As a landlord, you are no doubt aware of your responsibility to take out adequate landlord insurance coverage to protect your livelihood, your tenants and your rental property. However, do you know how to respond when your tenants ask to see your insurance policy?
UK tenants have a right to see their landlord’s insurance policy. Once requested, the landlord must supply details of the policy within 21 days, including the insured amount, insurer name, and covered risks. The tenant has the right to inspect and copy the policy.
Let’s dive deeper into why your tenants may request to see details of your insurance coverage and how you should react when they do.
At Glowsure, we understand the complexities and responsibilities that come with maintaining a harmonious tenant-landlord relationship. We can support you in finding the best insurance deal on your building insurance and other landlord insurance policies to protect you, your tenants and your rental properties.
For more information or to receive a quote, please contact us.
Why would a tenant want to inspect a landlord’s insurance?
Your insurance policy directly affects your tenant, so naturally, they may have an interest in seeing it. For example, in the event of a disaster, such as a fire or a flood, your insurance policy will dictate how quickly repairs can be made, how long they’ll have to find alternative accommodation and what they can expect in terms of rent reduction or compensation.
Also, by inspecting the policy, tenants can determine if they need to obtain their own home insurance to protect their possessions against damage caused or theft.
What should you do if a tenant asks to see your landlord insurance policy?
If a tenant asks to see your landlord’s insurance policy, you should provide it to them within 21 days of receiving the request. You may be hesitant to do so, but it’s essential to be transparent with your tenants. Not only is it your legal obligation to provide a copy of your policy if requested, but it’s also a good way to establish trust and open lines of communication.
You should also take the opportunity to explain what your insurance covers, i.e. structure of the building and any fixtures, fittings and furnishings that belong to you, and what it doesn’t, i.e. the tenant’s possessions. Remind them that it’s their responsibility to purchase their own home contents insurance to protect their personal belongings.
If a landlord refuses to provide their insurance documents to the tenant when requested, it would be considered a breach of their statutory obligations under the Landlord and Tenant Act 1985 and the Consumer Rights Act 2015. In this case, legal proceedings could be brought against the landlord.
Talk to Glowsure about your landlord insurance requirements
At Glowsure Insurance Brokers, we support landlords in finding the right insurance at the right price.

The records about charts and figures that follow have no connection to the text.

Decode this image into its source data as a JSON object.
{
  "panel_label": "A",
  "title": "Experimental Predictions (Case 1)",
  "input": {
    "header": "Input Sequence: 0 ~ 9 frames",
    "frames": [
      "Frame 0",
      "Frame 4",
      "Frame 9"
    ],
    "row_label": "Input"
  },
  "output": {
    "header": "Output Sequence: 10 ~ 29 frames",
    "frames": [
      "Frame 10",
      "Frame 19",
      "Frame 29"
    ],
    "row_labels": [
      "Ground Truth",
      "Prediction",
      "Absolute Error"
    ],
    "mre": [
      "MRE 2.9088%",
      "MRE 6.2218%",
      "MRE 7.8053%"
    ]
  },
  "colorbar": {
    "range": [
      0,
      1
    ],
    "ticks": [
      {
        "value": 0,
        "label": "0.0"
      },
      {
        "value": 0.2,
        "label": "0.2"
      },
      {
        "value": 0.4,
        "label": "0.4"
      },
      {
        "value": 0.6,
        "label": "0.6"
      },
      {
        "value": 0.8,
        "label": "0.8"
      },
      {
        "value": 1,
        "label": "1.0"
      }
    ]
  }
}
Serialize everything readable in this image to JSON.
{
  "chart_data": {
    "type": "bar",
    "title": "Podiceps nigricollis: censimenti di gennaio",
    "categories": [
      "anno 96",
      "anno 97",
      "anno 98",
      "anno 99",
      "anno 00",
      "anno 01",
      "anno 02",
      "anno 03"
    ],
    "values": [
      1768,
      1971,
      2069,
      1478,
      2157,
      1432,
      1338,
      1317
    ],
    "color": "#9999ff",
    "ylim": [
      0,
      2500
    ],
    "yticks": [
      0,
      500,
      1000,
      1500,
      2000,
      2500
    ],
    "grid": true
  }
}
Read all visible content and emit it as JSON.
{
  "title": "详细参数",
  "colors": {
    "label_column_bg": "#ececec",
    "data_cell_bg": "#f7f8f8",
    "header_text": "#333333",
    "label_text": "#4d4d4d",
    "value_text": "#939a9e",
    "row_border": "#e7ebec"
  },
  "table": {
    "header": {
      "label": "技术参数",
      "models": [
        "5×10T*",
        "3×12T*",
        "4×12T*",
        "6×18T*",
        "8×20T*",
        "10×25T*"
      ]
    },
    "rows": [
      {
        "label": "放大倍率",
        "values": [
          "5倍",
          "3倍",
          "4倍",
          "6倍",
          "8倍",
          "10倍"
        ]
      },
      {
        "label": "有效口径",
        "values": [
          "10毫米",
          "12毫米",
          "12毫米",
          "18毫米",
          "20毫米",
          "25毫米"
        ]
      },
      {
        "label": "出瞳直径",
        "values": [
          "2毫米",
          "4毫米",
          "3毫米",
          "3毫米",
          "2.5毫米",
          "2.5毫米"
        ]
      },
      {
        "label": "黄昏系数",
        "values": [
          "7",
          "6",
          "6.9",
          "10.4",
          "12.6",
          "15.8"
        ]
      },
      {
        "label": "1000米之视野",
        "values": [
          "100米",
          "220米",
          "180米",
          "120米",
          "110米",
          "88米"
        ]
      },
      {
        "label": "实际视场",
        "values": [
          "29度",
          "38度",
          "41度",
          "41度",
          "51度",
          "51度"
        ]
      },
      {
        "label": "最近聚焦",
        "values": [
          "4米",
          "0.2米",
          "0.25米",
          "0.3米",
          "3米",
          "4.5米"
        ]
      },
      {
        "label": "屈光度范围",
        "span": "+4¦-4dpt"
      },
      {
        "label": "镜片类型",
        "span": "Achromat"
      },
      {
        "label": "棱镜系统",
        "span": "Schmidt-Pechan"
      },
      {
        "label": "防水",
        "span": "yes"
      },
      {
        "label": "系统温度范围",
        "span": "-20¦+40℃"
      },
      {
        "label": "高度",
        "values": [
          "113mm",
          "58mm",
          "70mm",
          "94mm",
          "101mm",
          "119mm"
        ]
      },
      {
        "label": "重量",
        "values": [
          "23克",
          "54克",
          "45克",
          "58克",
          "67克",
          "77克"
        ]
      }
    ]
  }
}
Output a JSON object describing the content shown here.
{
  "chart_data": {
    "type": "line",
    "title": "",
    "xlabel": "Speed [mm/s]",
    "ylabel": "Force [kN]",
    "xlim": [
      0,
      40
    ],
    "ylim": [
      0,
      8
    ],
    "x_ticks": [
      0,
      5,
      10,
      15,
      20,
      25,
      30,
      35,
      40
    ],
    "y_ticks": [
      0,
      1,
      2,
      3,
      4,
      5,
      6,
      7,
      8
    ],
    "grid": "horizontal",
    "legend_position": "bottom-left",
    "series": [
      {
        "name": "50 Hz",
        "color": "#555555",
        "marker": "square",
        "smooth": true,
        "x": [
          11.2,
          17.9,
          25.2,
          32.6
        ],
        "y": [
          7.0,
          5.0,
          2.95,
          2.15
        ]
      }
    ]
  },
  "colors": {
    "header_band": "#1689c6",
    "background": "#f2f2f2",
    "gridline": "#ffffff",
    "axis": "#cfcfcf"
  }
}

You can rely on us for professional guidance on the commercial insurance market and expect friendly and high-quality service from our close-knit team.
Your tenants have the right to ask to see your landlord insurance policy, and it’s your legal obligation to provide it to them, if requested, within 21 days. While it may seem daunting to share this information, it’s essential to be transparent with your tenants to establish trust and open lines of communication.
By doing so, you’ll help create a positive relationship, which can lead to long-term tenancies and a profitable investment property.
Is it a legal requirement to have a tenancy agreement?
A tenancy agreement is not a legal requirement, but having one in place is strongly recommended. It outlines the terms and conditions of the tenancy, clarifies the rights and responsibilities of both parties and helps establish a framework for the landlord-tenant relationship.
The agreement can also include provisions related to insurance requirements, which can further protect the interests of both the landlord and the tenant.
What does landlord buildings insurance cover?
Policies differ, so it’s important to have a thorough understanding of what is and isn’t covered. But generally, buildings insurance for buy-to-let property covers the structure of the property, including the walls, roof, floors, and permanent fixtures, against perils like fire, flood, storm damage, and vandalism. Usually, accidental damage requires a separate policy.
Remember, landlord-tenant situations can be complex. This blog article is merely a guide, and it is essential to seek legal advice to ensure compliance with the law and to understand the specific rights and obligations in your situation.